The United States government’s budget deficit surged to an all-time high of $1.7 trillion for the first six months of this budget year, nearly double the previous record, as another round of economic-support cheques added billions of dollars to spending last month.
In its monthly budget report, the US Department of the Treasury said Monday that the deficit for the first half of the budget year — from October through March — was up from a shortfall of $743.5bn for the same period a year ago.
The deficit has been driven higher by trillions of dollars in support that Congress has passed in successive economic rescue packages since the coronavirus pandemic struck in early March 2020. The latest round came in a $1.9 trillion measure that President Joe Biden pushed through Congress last month.
Biden’s package included individual support payments of up to $1,400 and the administration rushed to make those payments as soon as Biden signed the measure into law. The Treasury statement showed that the payments in March totaled $339bn.

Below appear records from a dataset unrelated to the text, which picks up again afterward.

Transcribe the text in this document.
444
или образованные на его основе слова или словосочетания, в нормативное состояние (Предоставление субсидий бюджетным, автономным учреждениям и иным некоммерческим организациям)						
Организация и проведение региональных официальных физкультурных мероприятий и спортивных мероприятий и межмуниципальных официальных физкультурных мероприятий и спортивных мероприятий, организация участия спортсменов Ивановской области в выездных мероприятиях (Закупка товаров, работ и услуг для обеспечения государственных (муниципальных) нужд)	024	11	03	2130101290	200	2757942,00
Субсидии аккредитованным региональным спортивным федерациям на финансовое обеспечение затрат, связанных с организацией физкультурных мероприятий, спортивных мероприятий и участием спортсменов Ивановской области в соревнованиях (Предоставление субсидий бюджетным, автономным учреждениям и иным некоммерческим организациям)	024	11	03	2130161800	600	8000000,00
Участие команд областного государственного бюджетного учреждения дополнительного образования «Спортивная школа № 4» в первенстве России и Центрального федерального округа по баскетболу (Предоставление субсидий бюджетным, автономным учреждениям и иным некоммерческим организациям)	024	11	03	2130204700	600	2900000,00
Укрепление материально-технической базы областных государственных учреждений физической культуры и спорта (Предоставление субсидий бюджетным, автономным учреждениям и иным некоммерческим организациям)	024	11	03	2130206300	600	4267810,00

The budget report showed that the deficit for just March totalled $659.6bn, the third-highest monthly deficit. For the six-month period, the $1.7 trillion deficit total surpassed the previous record of an $829bn deficit that was run up for the six months ending in March 2011, a period when the government was spending to deal with the adverse effects of the recession caused by the 2008 financial crisis.
Last year’s deficit, for the budget year that ended September 30, totalled a record $3.1 trillion. The Congressional Budget Office estimated in February that this year’s deficit would total $2.3 trillion. But that estimate did not include the cost of Biden’s $1.9 trillion rescue plan that Congress passed in March or the impact of Biden’s Build Back Better infrastructure proposal that Congress is considering now.